- VC firm Base10 is teaming up with Vista Equity Partners’ CEO to support historically Black colleges.
- HBCU endowments have often been barred from investing in venture capital and private equity.
- Vista’s CEO, Robert F. Smith, pledged to pay off student debt for Morehouse’s class of 2019.
The recent boom in venture capital has been very good to universities. But not all schools have shared in the spoils — in particular, historically Black colleges and universities.
That’s something Base10 Partners, the largest Black-led venture firm in assets under management, and Robert F. Smith, the founder, CEO, and chairman of Vista Equity Partners, the largest Black-led private equity firm in assets, are seeking to fix. Base10 and Smith are now combining their efforts to support HBCUs in growing their endowments and preparing their students for tech careers.
Base10 is partnering with the Student Freedom Initiative, a nonprofit organization launched by Smith, to combat debt among Black college students. Smith famously pledged to pay off the student loans of Morehouse College’s class of 2019 during his commencement address at the school that year.
Ade Ajao, Base10’s cofounder and managing partner, told Insider he was encouraged in part by Smith’s pledge at Morehouse to create the VC firm’s Advancement Initiative, a fund that donates half its carried interest to HBCUs. As Base10 devised other ways to support HBCUs, including an internship program for students at such schools, it sought out partnerships with other like-minded institutions.
That mission has personal resonance for Base10’s team, Ajao told Insider. “Basically every single member of our team has experienced or been touched personally by HBCUs in some way,” he said. “What Robert did back in the day was very inspiring to many members of the team and me.”
Smith told Insider he believes that getting more HBCUs into venture capital and private equity is critical to the long-term viability of those schools. Whereas the top 10 college endowments collectively controlled $200 billion in 2020, the top 10 HBCU endowments only had $2 billion in total over that same period, the Brookings Institution wrote in August.
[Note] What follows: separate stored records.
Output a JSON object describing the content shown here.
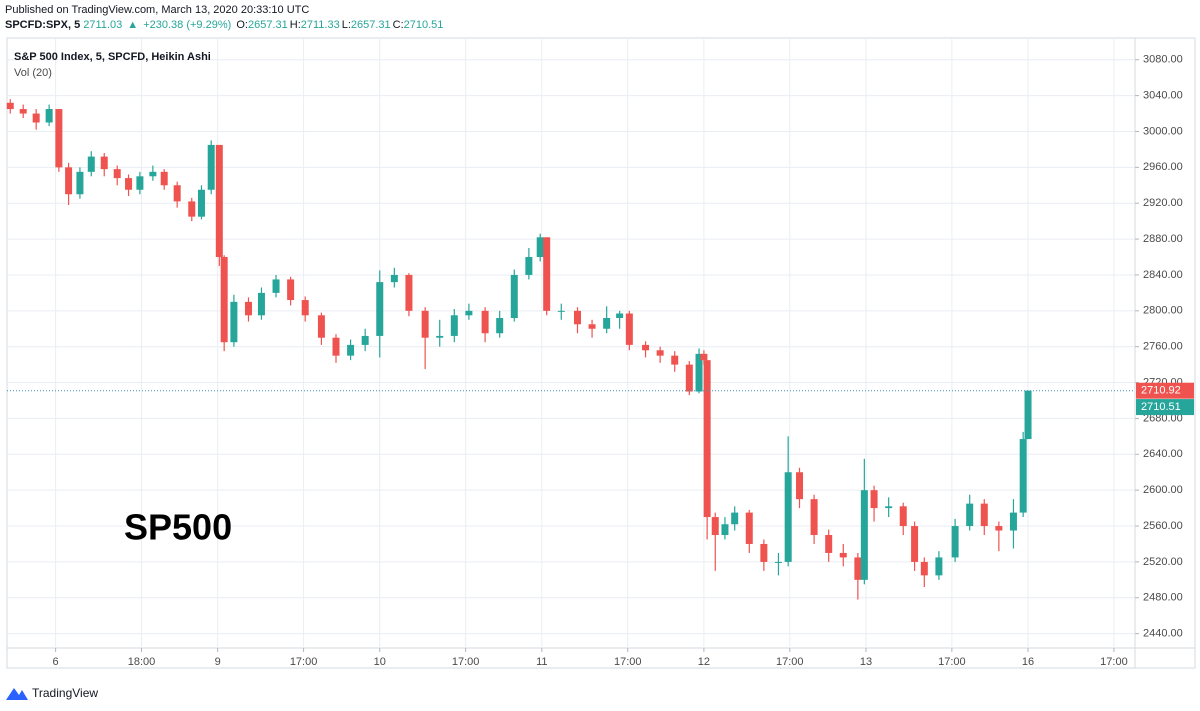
{
  "header": {
    "published": "Published on TradingView.com, March 13, 2020 20:33:10 UTC",
    "symbol": "SPCFD:SPX, 5",
    "last": "2711.03",
    "arrow": "▲",
    "change": "+230.38 (+9.29%)",
    "ohlc": [
      {
        "label": "O:",
        "value": "2657.31"
      },
      {
        "label": "H:",
        "value": "2711.33"
      },
      {
        "label": "L:",
        "value": "2657.31"
      },
      {
        "label": "C:",
        "value": "2710.51"
      }
    ]
  },
  "chart_data": {
    "type": "candlestick",
    "title": "S&P 500 Index, 5, SPCFD, Heikin Ashi",
    "subtitle": "Vol (20)",
    "annotation": "SP500",
    "up_color": "#26a69a",
    "down_color": "#ef5350",
    "grid": true,
    "x": [
      0.72,
      0.8,
      0.88,
      0.96,
      1.02,
      1.08,
      1.15,
      1.22,
      1.3,
      1.38,
      1.45,
      1.52,
      1.6,
      1.67,
      1.75,
      1.84,
      1.9,
      1.96,
      2.01,
      2.04,
      2.1,
      2.19,
      2.27,
      2.36,
      2.45,
      2.54,
      2.64,
      2.73,
      2.82,
      2.91,
      3.0,
      3.09,
      3.18,
      3.28,
      3.37,
      3.46,
      3.55,
      3.65,
      3.74,
      3.83,
      3.92,
      3.99,
      4.03,
      4.12,
      4.22,
      4.31,
      4.4,
      4.48,
      4.54,
      4.64,
      4.73,
      4.82,
      4.91,
      4.97,
      5.0,
      5.02,
      5.07,
      5.13,
      5.19,
      5.28,
      5.37,
      5.46,
      5.52,
      5.59,
      5.68,
      5.77,
      5.86,
      5.95,
      5.99,
      6.05,
      6.14,
      6.23,
      6.3,
      6.36,
      6.45,
      6.55,
      6.64,
      6.73,
      6.82,
      6.91,
      6.97,
      7.0
    ],
    "open": [
      3032,
      3025,
      3020,
      3010,
      3025,
      2960,
      2930,
      2955,
      2972,
      2958,
      2948,
      2935,
      2950,
      2955,
      2940,
      2922,
      2905,
      2935,
      2985,
      2860,
      2765,
      2810,
      2795,
      2820,
      2835,
      2812,
      2795,
      2770,
      2750,
      2762,
      2772,
      2832,
      2840,
      2800,
      2770,
      2772,
      2795,
      2800,
      2775,
      2792,
      2840,
      2860,
      2882,
      2800,
      2800,
      2785,
      2780,
      2792,
      2797,
      2762,
      2756,
      2750,
      2740,
      2710,
      2752,
      2745,
      2570,
      2550,
      2562,
      2575,
      2540,
      2520,
      2520,
      2620,
      2590,
      2550,
      2530,
      2525,
      2500,
      2600,
      2580,
      2582,
      2560,
      2520,
      2505,
      2525,
      2560,
      2585,
      2560,
      2555,
      2575,
      2657
    ],
    "close": [
      3025,
      3020,
      3010,
      3025,
      2960,
      2930,
      2955,
      2972,
      2958,
      2948,
      2935,
      2950,
      2955,
      2940,
      2922,
      2905,
      2935,
      2985,
      2860,
      2765,
      2810,
      2795,
      2820,
      2835,
      2812,
      2795,
      2770,
      2750,
      2762,
      2772,
      2832,
      2840,
      2800,
      2770,
      2772,
      2795,
      2800,
      2775,
      2792,
      2840,
      2860,
      2882,
      2800,
      2800,
      2785,
      2780,
      2792,
      2797,
      2762,
      2756,
      2750,
      2740,
      2710,
      2752,
      2745,
      2570,
      2550,
      2562,
      2575,
      2540,
      2520,
      2520,
      2620,
      2590,
      2550,
      2530,
      2525,
      2500,
      2600,
      2580,
      2582,
      2560,
      2520,
      2505,
      2525,
      2560,
      2585,
      2560,
      2555,
      2575,
      2657,
      2711
    ],
    "high": [
      3036,
      3030,
      3025,
      3030,
      3025,
      2965,
      2960,
      2978,
      2976,
      2962,
      2952,
      2955,
      2962,
      2958,
      2944,
      2926,
      2940,
      2990,
      2985,
      2862,
      2818,
      2815,
      2826,
      2840,
      2838,
      2816,
      2798,
      2774,
      2768,
      2780,
      2845,
      2848,
      2842,
      2804,
      2790,
      2802,
      2808,
      2804,
      2800,
      2846,
      2870,
      2886,
      2882,
      2808,
      2804,
      2790,
      2805,
      2800,
      2800,
      2766,
      2760,
      2755,
      2744,
      2758,
      2756,
      2745,
      2575,
      2570,
      2582,
      2578,
      2545,
      2530,
      2660,
      2625,
      2595,
      2556,
      2540,
      2530,
      2635,
      2605,
      2592,
      2586,
      2565,
      2525,
      2532,
      2568,
      2595,
      2590,
      2565,
      2590,
      2665,
      2711
    ],
    "low": [
      3020,
      3015,
      3002,
      3006,
      2955,
      2918,
      2925,
      2950,
      2950,
      2940,
      2928,
      2930,
      2945,
      2935,
      2915,
      2900,
      2902,
      2930,
      2850,
      2755,
      2760,
      2788,
      2790,
      2815,
      2806,
      2788,
      2762,
      2742,
      2745,
      2755,
      2748,
      2826,
      2794,
      2735,
      2760,
      2765,
      2790,
      2765,
      2770,
      2788,
      2835,
      2855,
      2795,
      2790,
      2775,
      2770,
      2775,
      2780,
      2756,
      2748,
      2742,
      2732,
      2706,
      2708,
      2740,
      2545,
      2510,
      2545,
      2555,
      2530,
      2510,
      2505,
      2515,
      2580,
      2540,
      2520,
      2515,
      2478,
      2495,
      2565,
      2570,
      2550,
      2510,
      2492,
      2500,
      2520,
      2555,
      2550,
      2532,
      2535,
      2570,
      2657
    ],
    "xlim": [
      0.7,
      7.66
    ],
    "xticks": [
      {
        "value": 1,
        "label": "6"
      },
      {
        "value": 1.53,
        "label": "18:00"
      },
      {
        "value": 2,
        "label": "9"
      },
      {
        "value": 2.53,
        "label": "17:00"
      },
      {
        "value": 3,
        "label": "10"
      },
      {
        "value": 3.53,
        "label": "17:00"
      },
      {
        "value": 4,
        "label": "11"
      },
      {
        "value": 4.53,
        "label": "17:00"
      },
      {
        "value": 5,
        "label": "12"
      },
      {
        "value": 5.53,
        "label": "17:00"
      },
      {
        "value": 6,
        "label": "13"
      },
      {
        "value": 6.53,
        "label": "17:00"
      },
      {
        "value": 7,
        "label": "16"
      },
      {
        "value": 7.53,
        "label": "17:00"
      }
    ],
    "ylim": [
      2424,
      3102
    ],
    "yticks": [
      {
        "value": 2440,
        "label": "2440.00"
      },
      {
        "value": 2480,
        "label": "2480.00"
      },
      {
        "value": 2520,
        "label": "2520.00"
      },
      {
        "value": 2560,
        "label": "2560.00"
      },
      {
        "value": 2600,
        "label": "2600.00"
      },
      {
        "value": 2640,
        "label": "2640.00"
      },
      {
        "value": 2680,
        "label": "2680.00"
      },
      {
        "value": 2720,
        "label": "2720.00"
      },
      {
        "value": 2760,
        "label": "2760.00"
      },
      {
        "value": 2800,
        "label": "2800.00"
      },
      {
        "value": 2840,
        "label": "2840.00"
      },
      {
        "value": 2880,
        "label": "2880.00"
      },
      {
        "value": 2920,
        "label": "2920.00"
      },
      {
        "value": 2960,
        "label": "2960.00"
      },
      {
        "value": 3000,
        "label": "3000.00"
      },
      {
        "value": 3040,
        "label": "3040.00"
      },
      {
        "value": 3080,
        "label": "3080.00"
      }
    ],
    "price_labels": [
      {
        "value": 2710.92,
        "label": "2710.92",
        "color": "#ef5350"
      },
      {
        "value": 2710.51,
        "label": "2710.51",
        "color": "#26a69a"
      }
    ]
  },
  "footer": {
    "brand": "TradingView"
  }
}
Many HBCU endowments have been restricted by outdated guidelines that prohibit them from investing in venture capital or private equity, Smith said. As a result, they have largely invested in fixed income, which has offered relatively paltry returns since interest rates until recently have been rock-bottom. That has impeded the endowments’ growth.
“There’s a number of HBCUs whose endowments are not sufficient relative to the population and base they support,” Smith said.
SFI is now working with a group of 15 HBCUs, including Virginia Union University. One goal of of the organization is to partner with firms such as Base10 in order to direct more funds to Black-led investment managers, Keith Shoates, SFI’s COO, told Insider. Venture capital firms led by partners from underrepresented backgrounds have often struggled to attract substantial funds.
That has begun to change since the murder of George Floyd in 2020 renewed attention to racial equity. Even so, several VCs have told Insider that those special funding initatives are not a replacement for the long-term capital provided by institutions that traditionally back VC funds, including endowments, pensions, and foundations.
“The George Floyd wave of capital — it’s already been drained,” Marell Evans, the founder of the seed-stage VC firm Exceptional Capital, said.
As HBCU endowments grow, Smith believes they could help close that gap. For now, they’re venturing into private investments just as market turbulence has cooled off company valuations. But that shouldn’t deter schools from jumping in the ring, he told Insider.
“You can’t market time a lot of this,” he said. “You have to build out your program and then actively invest in it over the long term.”